FABIANO MAIA
Telefones públicos estão disponíveis em pontos estratégicos. Porém, ainda hoje sofrem com o vandalismo
Quem não se lembra da época em que o telefone era artigo de luxo? Aqueles que não tinham, precisavam ir até a casa de quem já tinha ou então apelava para os orelhões públicos que ficavam na sede da antiga Telesp, na rua Siqueira de Moraes. As filas eram enormes e o som da ficha sendo depositada no aparelho era inconfundível. Hoje, essa cena é histórica.

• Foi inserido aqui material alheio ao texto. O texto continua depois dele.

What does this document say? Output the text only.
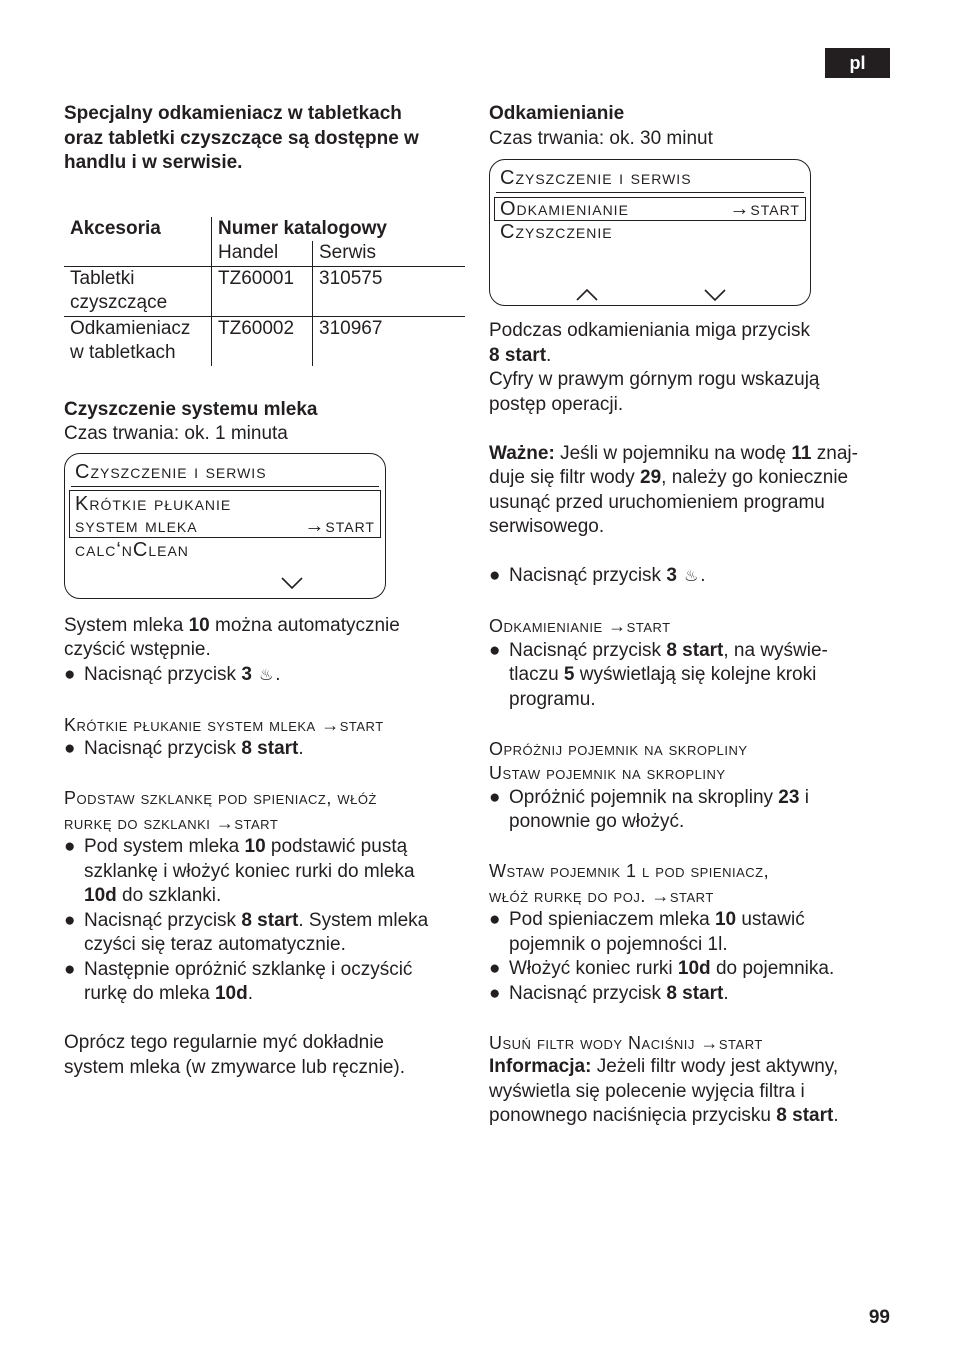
pl

Specjalny odkamieniacz w tabletkach
oraz tabletki czyszczące są dostępne w
handlu i w serwisie.

Akcesoria	Numer katalogowy	
	Handel	Serwis
Tabletki
czyszczące	TZ60001	310575
Odkamieniacz
w tabletkach	TZ60002	310967

Czyszczenie systemu mleka

Czas trwania: ok. 1 minuta

Czyszczenie i serwis
Krótkie płukanie
system mleka	→start
calc‘nClean

System mleka 10 można automatycznie
czyścić wstępnie.

● Nacisnąć przycisk 3 ♨.

Krótkie płukanie system mleka →start

● Nacisnąć przycisk 8 start.

Podstaw szklankę pod spieniacz, włóż
rurkę do szklanki →start

● Pod system mleka 10 podstawić pustą
szklankę i włożyć koniec rurki do mleka
10d do szklanki.
● Nacisnąć przycisk 8 start. System mleka
czyści się teraz automatycznie.
● Następnie opróżnić szklankę i oczyścić
rurkę do mleka 10d.

Oprócz tego regularnie myć dokładnie
system mleka (w zmywarce lub ręcznie).

Odkamienianie

Czas trwania: ok. 30 minut

Czyszczenie i serwis
Odkamienianie	→start
Czyszczenie

Podczas odkamieniania miga przycisk
8 start.
Cyfry w prawym górnym rogu wskazują
postęp operacji.

Ważne: Jeśli w pojemniku na wodę 11 znaj-
duje się filtr wody 29, należy go koniecznie
usunąć przed uruchomieniem programu
serwisowego.

● Nacisnąć przycisk 3 ♨.

Odkamienianie →start

● Nacisnąć przycisk 8 start, na wyświe-
tlaczu 5 wyświetlają się kolejne kroki
programu.

Opróżnij pojemnik na skropliny
Ustaw pojemnik na skropliny

● Opróżnić pojemnik na skropliny 23 i
ponownie go włożyć.

Wstaw pojemnik 1 l pod spieniacz,
włóż rurkę do poj. →start

● Pod spieniaczem mleka 10 ustawić
pojemnik o pojemności 1l.
● Włożyć koniec rurki 10d do pojemnika.
● Nacisnąć przycisk 8 start.

Usuń filtr wody Naciśnij →start

Informacja: Jeżeli filtr wody jest aktywny,
wyświetla się polecenie wyjęcia filtra i
ponownego naciśnięcia przycisku 8 start.

99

Mesmo a ficha tendo sido substituída pelos cartões, é difícil encontrar alguém usando um dos aparelhos públicos espalhados pela cidade. E quando usam o serviço é, geralmente, por situações de emergência. Essa foi a explicação para Valdir Santos, morador em Campinas, parar o carro em Jundiaí e utilizar um orelhão. "Tinha que fazer uma ligação. A bateria do celular acabou e precisava telefonar", conta.
Ele usou o cartão telefônico, que fica guardado na carteira exatamente para essas ocasiões. "É para emergência", brinca. A proprietária de uma banca de jornais na Vila Mafalda, Dilma Antonelli, afirma que ainda vende cartões telefônicos. "Por mês vendo mais de 30 cartões. Tem um senhor que prefere comprar cartões telefônicos para fazer as ligações a ter de pagar no celular", explica.
Como bem em frente à banca tem um telefone público, Dilma afirma que o movimento em busca dos cartões com 20, 30 ou 50 unidades é razoável. Para ela, não existe um perfil de quem ainda faz uso do equipamento. A equipe de reportagem do JJ Regional percorreu a cidade por mais de duas horas e apenas duas pessoas foram encontradas usando o orelhão. O estudante Carlos Henrique Fernandes é assíduo usuário do orelhão.
Tem celular, mas como a operadora que escolheu não funciona em todos os lugares, acaba tendo de optar pelos aparelhos públicos. "Não existe vantagem, mas é que o celular não pega dentro de lojas por exemplo, ou então, tem que ficar escolhendo um lugar com sinal. Para evitar a perda de tempo, uso o orelhão", conta. Mas a conta é ´salgada´, principalmente para as ligações feitas para celular. Um cartão de 20 unidades, dependendo para o celular que é feita a ligação, não dura mais de quatro minutos, ao custo de R$ 4.